Install windows at iu

Installing Windows via any of these methods, with the exception of refreshing, will permanently delete all data and desktop programs (including Microsoft Office and all others) from your computer. Before proceeding, back up/copy all data files (such as documents, pictures, music, and videos) to a flash drive, external hard drive, or cloud storage. Additionally, you should locate the installation media for your software and your subscription information for third-party software. Why reinstall Windows

• Virus or malware infection: If your computer has been infected with a virus, malware or other type of malicious infection, the only way to fully clean it is to back up your files and reinstall Windows.


Reinstalling Windows is not the same as the Windows System Restore utility, which does not help in the case of a virus or malware infection. If your IU network access has been blocked by the University Information Security Office (UISO) due to a virus infection, you are required to reinstall.

• Slow to the point of being unusable: Over time (especially after a few years), any operating system can become sluggish due to changes that have occurred (e.g., installing/uninstalling programs). If your computer has become slow to the point of being unusable, reinstalling Windows may be the best and quickest solution. Extreme slowness may also be a symptom of infection.

• Recycling, selling, or giving your PC away: If your personal device will no longer be in your possession, you should reinstall Windows to remove your personal information. This does not guarantee that your personal files would not be recoverable, however. Thus, if you have sensitive data on your personal computer, UITS recommends that you securely wipe the disk drive. Be aware that this removes the Windows operating system and license from the device. For departmental computers, see Departmental disposal of old computer equipment at IU.

• Network access blocked due to rootkit: If your network access has been blocked due to a virus infection called a rootkit, nothing mentioned here will fix the problem; UISO will email you with specific instructions for getting rid of the infection.

• For security reasons, you should install Windows or rebuild your Windows computer offline (i.e., unplug your network cable), and then take certain measures to assure its security before putting it back on the network; see Safely rebuild your Windows computer.

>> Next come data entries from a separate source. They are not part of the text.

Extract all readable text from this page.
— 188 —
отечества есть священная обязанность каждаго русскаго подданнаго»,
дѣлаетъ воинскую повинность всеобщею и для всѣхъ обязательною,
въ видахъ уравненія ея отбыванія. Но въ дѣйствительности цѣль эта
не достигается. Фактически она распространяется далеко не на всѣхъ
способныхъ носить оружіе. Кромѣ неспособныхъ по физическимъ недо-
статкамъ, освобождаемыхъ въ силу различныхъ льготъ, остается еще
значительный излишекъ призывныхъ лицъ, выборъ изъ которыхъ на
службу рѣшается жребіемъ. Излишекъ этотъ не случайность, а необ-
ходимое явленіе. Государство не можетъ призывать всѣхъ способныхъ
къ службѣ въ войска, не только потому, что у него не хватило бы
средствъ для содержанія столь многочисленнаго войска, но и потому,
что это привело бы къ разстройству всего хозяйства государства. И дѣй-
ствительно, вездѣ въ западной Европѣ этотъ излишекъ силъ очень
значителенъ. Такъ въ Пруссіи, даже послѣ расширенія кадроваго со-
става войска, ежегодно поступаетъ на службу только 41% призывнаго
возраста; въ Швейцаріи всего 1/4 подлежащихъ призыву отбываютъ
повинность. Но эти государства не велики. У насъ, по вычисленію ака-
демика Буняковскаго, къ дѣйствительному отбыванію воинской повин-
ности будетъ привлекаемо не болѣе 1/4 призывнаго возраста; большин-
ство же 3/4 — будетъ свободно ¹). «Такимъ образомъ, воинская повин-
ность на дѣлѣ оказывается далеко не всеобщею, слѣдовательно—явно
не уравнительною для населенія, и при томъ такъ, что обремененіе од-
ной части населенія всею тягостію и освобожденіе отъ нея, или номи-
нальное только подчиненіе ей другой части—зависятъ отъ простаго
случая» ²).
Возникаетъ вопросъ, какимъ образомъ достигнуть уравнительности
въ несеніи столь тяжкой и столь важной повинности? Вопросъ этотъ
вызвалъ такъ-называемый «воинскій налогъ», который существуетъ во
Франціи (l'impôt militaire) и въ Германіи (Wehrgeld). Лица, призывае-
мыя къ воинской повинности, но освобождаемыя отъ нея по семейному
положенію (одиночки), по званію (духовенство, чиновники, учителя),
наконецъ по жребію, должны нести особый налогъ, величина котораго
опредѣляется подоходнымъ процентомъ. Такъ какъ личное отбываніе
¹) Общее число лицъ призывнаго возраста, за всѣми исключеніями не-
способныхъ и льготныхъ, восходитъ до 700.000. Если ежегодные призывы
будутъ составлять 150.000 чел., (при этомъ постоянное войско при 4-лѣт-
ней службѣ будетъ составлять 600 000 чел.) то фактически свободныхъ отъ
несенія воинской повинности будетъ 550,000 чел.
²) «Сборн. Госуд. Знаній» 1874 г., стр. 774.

• Make sure that upgrading Windows will not result in a voided warranty, loss of service and support, or lack of drivers (software that tells Windows how to manage the hardware components, such as the sound card, video card, touchpad, and others).

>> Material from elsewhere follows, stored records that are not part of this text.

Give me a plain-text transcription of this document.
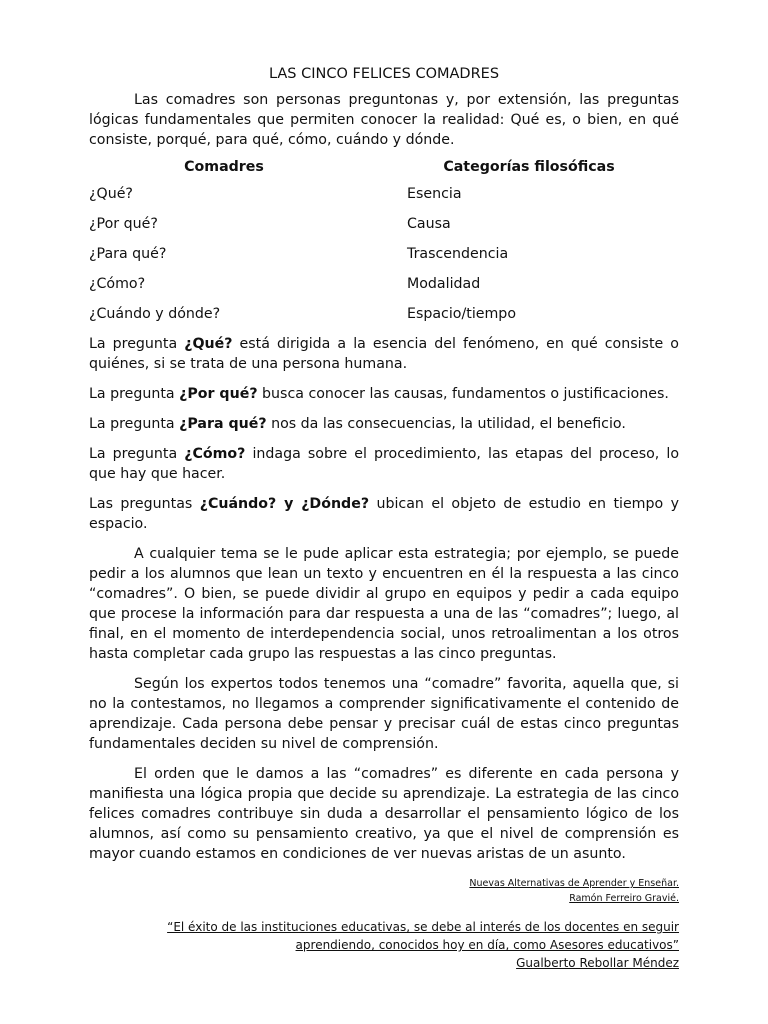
LAS CINCO FELICES COMADRES

Las comadres son personas preguntonas y, por extensión, las preguntas lógicas fundamentales que permiten conocer la realidad: Qué es, o bien, en qué consiste, porqué, para qué, cómo, cuándo y dónde.

Comadres	Categorías filosóficas
¿Qué?	Esencia
¿Por qué?	Causa
¿Para qué?	Trascendencia
¿Cómo?	Modalidad
¿Cuándo y dónde?	Espacio/tiempo

La pregunta ¿Qué? está dirigida a la esencia del fenómeno, en qué consiste o quiénes, si se trata de una persona humana.

La pregunta ¿Por qué? busca conocer las causas, fundamentos o justificaciones.

La pregunta ¿Para qué? nos da las consecuencias, la utilidad, el beneficio.

La pregunta ¿Cómo? indaga sobre el procedimiento, las etapas del proceso, lo que hay que hacer.

Las preguntas ¿Cuándo? y ¿Dónde? ubican el objeto de estudio en tiempo y espacio.

A cualquier tema se le pude aplicar esta estrategia; por ejemplo, se puede pedir a los alumnos que lean un texto y encuentren en él la respuesta a las cinco “comadres”. O bien, se puede dividir al grupo en equipos y pedir a cada equipo que procese la información para dar respuesta a una de las “comadres”; luego, al final, en el momento de interdependencia social, unos retroalimentan a los otros hasta completar cada grupo las respuestas a las cinco preguntas.

Según los expertos todos tenemos una “comadre” favorita, aquella que, si no la contestamos, no llegamos a comprender significativamente el contenido de aprendizaje. Cada persona debe pensar y precisar cuál de estas cinco preguntas fundamentales deciden su nivel de comprensión.

El orden que le damos a las “comadres” es diferente en cada persona y manifiesta una lógica propia que decide su aprendizaje. La estrategia de las cinco felices comadres contribuye sin duda a desarrollar el pensamiento lógico de los alumnos, así como su pensamiento creativo, ya que el nivel de comprensión es mayor cuando estamos en condiciones de ver nuevas aristas de un asunto.

Nuevas Alternativas de Aprender y Enseñar.
Ramón Ferreiro Gravié.
“El éxito de las instituciones educativas, se debe al interés de los docentes en seguir
aprendiendo, conocidos hoy en día, como Asesores educativos”
Gualberto Rebollar Méndez
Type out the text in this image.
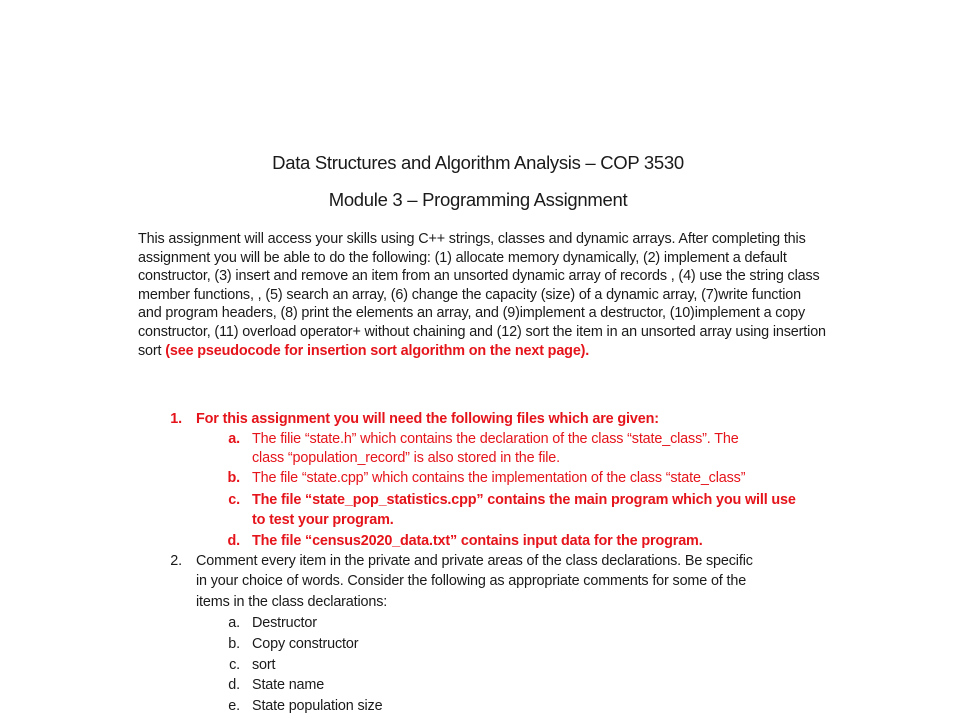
Data Structures and Algorithm Analysis – COP 3530
Module 3 – Programming Assignment

This assignment will access your skills using C++ strings, classes and dynamic arrays. After completing this assignment you will be able to do the following: (1) allocate memory dynamically, (2) implement a default constructor, (3) insert and remove an item from an unsorted dynamic array of records , (4) use the string class member functions, , (5) search an array, (6) change the capacity (size) of a dynamic array, (7)write function and program headers, (8) print the elements an array, and (9)implement a destructor, (10)implement a copy constructor, (11) overload operator+ without chaining and (12) sort the item in an unsorted array using insertion sort (see pseudocode for insertion sort algorithm on the next page).

1. For this assignment you will need the following files which are given:
a. The filie “state.h” which contains the declaration of the class “state_class”. The
class “population_record” is also stored in the file.
b. The file “state.cpp” which contains the implementation of the class “state_class”
c. The file “state_pop_statistics.cpp” contains the main program which you will use
to test your program.
d. The file “census2020_data.txt” contains input data for the program.
2. Comment every item in the private and private areas of the class declarations. Be specific
in your choice of words. Consider the following as appropriate comments for some of the
items in the class declarations:
a. Destructor
b. Copy constructor
c. sort
d. State name
e. State population size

• Make sure that your computer is compatible with the version of Windows you wish to install; see methods below for a guide to the various options. This is especially critical if you’re doing a clean install and upgrade, e.g., Windows 7 to Windows 10.

• During the installation process, you will be prompted to enter information such as a name for your computer and an account name and password. This is for the computer’s administrator account, and for security purposes should not be the account you will generally use (you can set up that account later). Keep this in mind as you choose a username and password you’ll be able to remember.

• Warning about potential loss of drivers: A clean installation of Windows includes Microsoft-supplied drivers, which may not be as up-to-date as those supplied by the manufacturer. As a result, some devices may not be detected, and you will need to get drivers from the manufacturer’s site. If you are upgrading to a newer version of Windows (e.g., from Vista to Windows 7 or later), your computer manufacturer may not supply drivers for the new version of Windows, especially if your computer is several years old. Keep in mind that determining the correct drivers for your computer can be a tedious process of trial and error, even for the technically savvy. If you are reinstalling due to an infection, doing so by resetting or via a factory recovery process is both quicker and easier.

• Windows 7 or 8.x to Windows 10: Download the Academic Media Creation Tool, and follow the instructions at Using the tool to upgrade this PC to Windows 10, being sure to run the Academic Media Creation tool, and not the tool on the instructions page.